Example: An auditor asks for the customer list as it existed on 31 March. With Delta Lake time travel, the data team queries `SELECT * FROM customers TIMESTAMP AS OF '2025-03-31'` in seconds.

Technology Terms

Apache Spark
What it means: An open-source distributed computing engine for large-scale data processing. Runs workloads in parallel across hundreds of machines.
💼 Business Impact: Processes terabytes of data in minutes rather than hours. Powers the ETL pipelines and ML training jobs for most large organisations.
Example: A global retailer processes 10 years of transaction history (2 terabytes) in 4 minutes using Spark on a 50-node cluster.
dbt (data build tool)
What it means: A SQL-first transformation framework that lets analysts write transformation logic in SQL, with built-in testing, documentation, and version control.
💼 Business Impact: Analysts can own and ship data models without waiting for engineers. Every transformation is tested, documented, and reviewable like code.
Example: A marketing analyst writes a dbt model that defines "monthly active users" in SQL, with automated tests that verify the result is never null or negative.
Apache Kafka
What it means: A distributed event streaming platform that acts as a high-throughput, durable message broker — receiving, storing, and distributing events in real time.
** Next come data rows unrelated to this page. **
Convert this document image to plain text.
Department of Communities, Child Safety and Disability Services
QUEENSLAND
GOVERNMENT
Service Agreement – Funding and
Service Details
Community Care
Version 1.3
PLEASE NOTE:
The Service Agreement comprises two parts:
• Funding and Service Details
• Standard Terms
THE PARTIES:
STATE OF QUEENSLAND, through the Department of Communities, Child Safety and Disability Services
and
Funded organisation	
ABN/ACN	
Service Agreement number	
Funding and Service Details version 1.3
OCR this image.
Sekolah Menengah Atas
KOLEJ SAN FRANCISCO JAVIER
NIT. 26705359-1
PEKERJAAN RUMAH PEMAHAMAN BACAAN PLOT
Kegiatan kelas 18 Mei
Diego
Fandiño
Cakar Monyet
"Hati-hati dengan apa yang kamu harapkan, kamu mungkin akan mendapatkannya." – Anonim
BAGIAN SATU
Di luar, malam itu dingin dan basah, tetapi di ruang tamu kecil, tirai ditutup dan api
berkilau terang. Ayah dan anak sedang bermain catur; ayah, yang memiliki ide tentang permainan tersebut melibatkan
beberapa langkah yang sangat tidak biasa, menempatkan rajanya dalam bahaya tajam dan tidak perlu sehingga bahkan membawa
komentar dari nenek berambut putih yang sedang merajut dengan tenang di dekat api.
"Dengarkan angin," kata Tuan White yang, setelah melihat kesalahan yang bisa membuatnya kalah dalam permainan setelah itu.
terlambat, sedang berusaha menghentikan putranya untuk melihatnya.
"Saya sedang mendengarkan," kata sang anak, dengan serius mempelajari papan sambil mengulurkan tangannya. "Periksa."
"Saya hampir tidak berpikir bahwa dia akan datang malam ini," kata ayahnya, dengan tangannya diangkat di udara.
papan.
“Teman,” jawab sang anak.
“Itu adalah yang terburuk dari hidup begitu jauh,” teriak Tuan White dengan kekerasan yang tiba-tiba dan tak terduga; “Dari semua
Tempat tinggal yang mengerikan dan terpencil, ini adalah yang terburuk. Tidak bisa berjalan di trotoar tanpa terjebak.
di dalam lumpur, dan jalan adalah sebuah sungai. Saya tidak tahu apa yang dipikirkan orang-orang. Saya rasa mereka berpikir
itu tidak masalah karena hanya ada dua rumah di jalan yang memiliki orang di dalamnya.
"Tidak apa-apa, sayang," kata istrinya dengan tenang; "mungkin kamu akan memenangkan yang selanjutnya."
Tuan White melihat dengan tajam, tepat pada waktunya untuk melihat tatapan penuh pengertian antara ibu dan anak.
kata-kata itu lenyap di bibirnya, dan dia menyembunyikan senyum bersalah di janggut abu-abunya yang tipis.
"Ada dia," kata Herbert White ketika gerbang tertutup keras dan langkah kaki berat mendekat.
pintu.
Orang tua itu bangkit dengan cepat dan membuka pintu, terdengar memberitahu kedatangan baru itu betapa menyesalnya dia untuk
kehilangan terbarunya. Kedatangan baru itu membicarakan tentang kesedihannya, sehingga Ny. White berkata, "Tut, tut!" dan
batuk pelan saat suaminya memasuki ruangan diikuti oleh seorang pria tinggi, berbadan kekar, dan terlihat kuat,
💼 Business Impact: The backbone of real-time data architectures. Enables different systems to react to business events (order placed, payment failed) without tight coupling.
Example: Every product page view publishes an event to Kafka. Three independent systems consume it: the recommendation engine, the analytics pipeline, and the A/B testing platform.
Delta Lake
What it means: An open-source storage format that adds ACID transactions, schema enforcement, and time travel to data stored as Parquet files in object storage (like S3 or Azure Data Lake).
💼 Business Impact: Turns a raw data lake into a reliable, queryable database without the cost of a proprietary warehouse. Enables safe concurrent writes and data corrections.
Example: A data engineer accidentally loads duplicate records. Because the table is Delta Lake, they run `RESTORE TABLE events TO VERSION AS OF 5` and recover in 30 seconds.